Лагерь заснул. Дед тоже придремал, оперевшись жилистыми руками на топорик. Солдат дымил табачком. Филя между сном и явью думал: «Правду тоже, как дедов танец, понять или выучить невозможно. Надо настроиться, и взять ее. Внутри она. Главное не выдумать ерунды, не затрусить». Разбудили Филю подружки. Оказывается, крепко он заснул, сонному навели ягодой румянец на щеках, как купчихе, а сейчас обсмеивали. Дед караванщик вызвался полить Филе водицы, помочь умыться.
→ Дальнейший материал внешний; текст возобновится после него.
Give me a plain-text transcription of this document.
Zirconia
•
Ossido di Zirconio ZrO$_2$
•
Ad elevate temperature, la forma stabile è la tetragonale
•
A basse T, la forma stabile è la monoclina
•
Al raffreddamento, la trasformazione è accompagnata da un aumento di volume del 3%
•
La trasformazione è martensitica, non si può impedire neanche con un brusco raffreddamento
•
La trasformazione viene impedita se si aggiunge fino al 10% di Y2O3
Отошли, и за умыванием старый сказал:
— Вижу, искрит чернобурочка, заигрывает с тобой. Оно, конечно, дело молодое, только придержи коня, Филя. Я тебя прошу, коли не решил ты к нам на село жить перебираться, не порть девке жизнь. У нас девки привязчивые да однолюбки, а тебе ведь дорогу неведомую топтать, обуза не с руки».
— Дык оно, конечно, охочий я до девок-то, не нагулялся. Только раз вы ко мне с доверием, дальше шуточек дело не пойдет.
Твердо ответил и точку для себя поставил.
«Сто раз сразиться и сто раз победить — это не лучшее из лучшего; лучшее из лучшего — покорить чужую армию, не сражаясь. Слава и позор подобны страху. Что значит, слава и позор подобны страху? Это значит, что нижестоящие люди приобретают славу со страхом и теряют ее также со страхом».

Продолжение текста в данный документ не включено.